Violenze sessuali di gruppo tra minori: sequestrata una casa famiglia

Secondo l'accusa, gli educatori della struttura non avrebbero fatto nulla per impedire le violenze, pur essendone a conoscenza

foto di repertorio Pixabay

Sequestro preventivo per una casa famiglia a Caresana, in provincia di Vercelli, e cinque educatori della comunità hanno ricevuto il divieto di esercitare qualunque attività professionale a contatto con i minori a seguito di "condotte omissive in relazione a presunte violenze sessuali di gruppo avvenute tra le mura della struttura".

L'indagine, che ha portato all'operazione condotta questa mattina dalla squadra mobile di Vercelli coordinata dalla locale Procura, è iniziata la scorsa primavera quando, dopo l'allontanamento volontario di una ragazzina sedicenne dalla comunità, nella quale era stata collocata a seguito dei maltrattamenti subiti dal padre, era stata sentita la sorella a cui la giovane aveva raccontato di violenze fisiche e verbali che era stata costretta a subire all'interno della struttura da parte di alcuni ospiti minorenni.

"Violenze sessuali di gruppo nella casa famiglia": le indagini

La ragazzina aveva raccontato che le violenze erano arrivate fino a episodi di violenza sessuale di gruppo di cui gli operatori della struttura, che avevano il dovere di vigilare sulla giovane, pur essendone venuti a conoscenza non avevano adottato alcuna misura di protezione nei suoi confronti.

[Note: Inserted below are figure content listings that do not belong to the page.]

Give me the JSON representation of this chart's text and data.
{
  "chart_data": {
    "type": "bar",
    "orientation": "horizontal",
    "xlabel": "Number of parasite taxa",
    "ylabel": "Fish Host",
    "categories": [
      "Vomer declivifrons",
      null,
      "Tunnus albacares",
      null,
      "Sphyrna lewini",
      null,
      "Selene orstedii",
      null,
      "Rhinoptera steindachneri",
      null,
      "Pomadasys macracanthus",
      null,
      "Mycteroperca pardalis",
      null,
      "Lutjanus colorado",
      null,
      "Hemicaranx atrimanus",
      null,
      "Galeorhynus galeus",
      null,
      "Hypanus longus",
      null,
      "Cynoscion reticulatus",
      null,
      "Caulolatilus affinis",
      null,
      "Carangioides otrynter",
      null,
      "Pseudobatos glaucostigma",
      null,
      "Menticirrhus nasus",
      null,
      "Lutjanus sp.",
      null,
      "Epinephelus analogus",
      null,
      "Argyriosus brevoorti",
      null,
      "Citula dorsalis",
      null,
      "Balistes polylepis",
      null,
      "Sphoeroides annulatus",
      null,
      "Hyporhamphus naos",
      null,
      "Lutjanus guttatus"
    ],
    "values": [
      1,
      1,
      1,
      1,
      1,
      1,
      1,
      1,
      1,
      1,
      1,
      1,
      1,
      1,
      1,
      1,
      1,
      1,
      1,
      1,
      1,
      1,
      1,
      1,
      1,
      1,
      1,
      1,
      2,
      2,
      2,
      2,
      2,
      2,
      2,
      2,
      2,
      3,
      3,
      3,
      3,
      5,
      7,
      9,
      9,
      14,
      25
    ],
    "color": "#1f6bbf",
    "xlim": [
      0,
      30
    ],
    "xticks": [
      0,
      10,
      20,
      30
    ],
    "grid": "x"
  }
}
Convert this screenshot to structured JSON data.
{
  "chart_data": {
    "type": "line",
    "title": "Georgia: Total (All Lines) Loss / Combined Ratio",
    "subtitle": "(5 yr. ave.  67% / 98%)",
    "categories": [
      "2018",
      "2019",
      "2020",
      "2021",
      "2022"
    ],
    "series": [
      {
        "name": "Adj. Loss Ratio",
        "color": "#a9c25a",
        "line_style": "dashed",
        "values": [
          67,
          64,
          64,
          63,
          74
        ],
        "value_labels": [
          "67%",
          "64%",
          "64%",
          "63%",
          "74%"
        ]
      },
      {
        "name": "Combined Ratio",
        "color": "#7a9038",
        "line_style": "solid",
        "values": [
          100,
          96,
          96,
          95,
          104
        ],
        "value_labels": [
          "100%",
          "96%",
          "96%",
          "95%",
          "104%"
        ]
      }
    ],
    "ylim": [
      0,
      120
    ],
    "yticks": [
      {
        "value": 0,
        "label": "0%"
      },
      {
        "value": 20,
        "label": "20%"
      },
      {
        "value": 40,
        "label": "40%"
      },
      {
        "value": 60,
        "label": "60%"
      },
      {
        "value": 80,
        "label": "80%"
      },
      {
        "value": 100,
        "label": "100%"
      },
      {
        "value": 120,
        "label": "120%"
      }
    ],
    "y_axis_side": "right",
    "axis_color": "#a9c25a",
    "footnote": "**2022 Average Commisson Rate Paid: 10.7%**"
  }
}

Gli accertamenti degli agenti della squadra mobile hanno permesso di individuare una seconda vittima, una quindicenne, anche lei allontanata d'urgenza dalla struttura. Dai racconti delle vittime, gli investigatori hanno raccolto elementi che hanno permesso di accertare la responsabilità di coordinatrici ed operatori della comunità che, da tempo, erano a conoscenza di quanto stesse avvenendo, disinteressandosene.

I racconti delle vittime nei diari

In particolate, le due ragazzine hanno raccontato una serie di episodi che sarebbero avvenuti subito dopo essere state collacate nella struttura, riferendo di essere state vittime di abusi sessuali di gruppo, violenze fisiche e psicologiche di ogni genere da parte di ospiti minorenni della comunità. Gli abusi le avevano spinte ad isolarsi dal resto del gruppo, costrette a passare intere giornate senza uscire dalla stanza per timore di quello che poteva accadere loro.

Nelle perquisizioni effettuate dalla polizia sono stati rinvenuti e sequestrati alcuni registri individuali e di gruppo scritti dalle giovani vittime, dai quali emerge la piena conoscenza delle educatrici sulla gravità delle violenze. In un diario personale sequestrato ad una delle vittime emerge anche l'assoluta amarezza per le richieste di aiuto fatte alla sua coordinatrice rimaste del tutto inascoltate. Omissioni confermate anche da intercettazioni telefoniche.  Quattro donne ed un uomo, italiani di età compresa tra i 52 ed i 28 anni, coordinatrici della struttura, sono stati denunciati per i reati, in forma omissiva, di violenza sessuale e violenza sessuale di gruppo aggravata in concorso.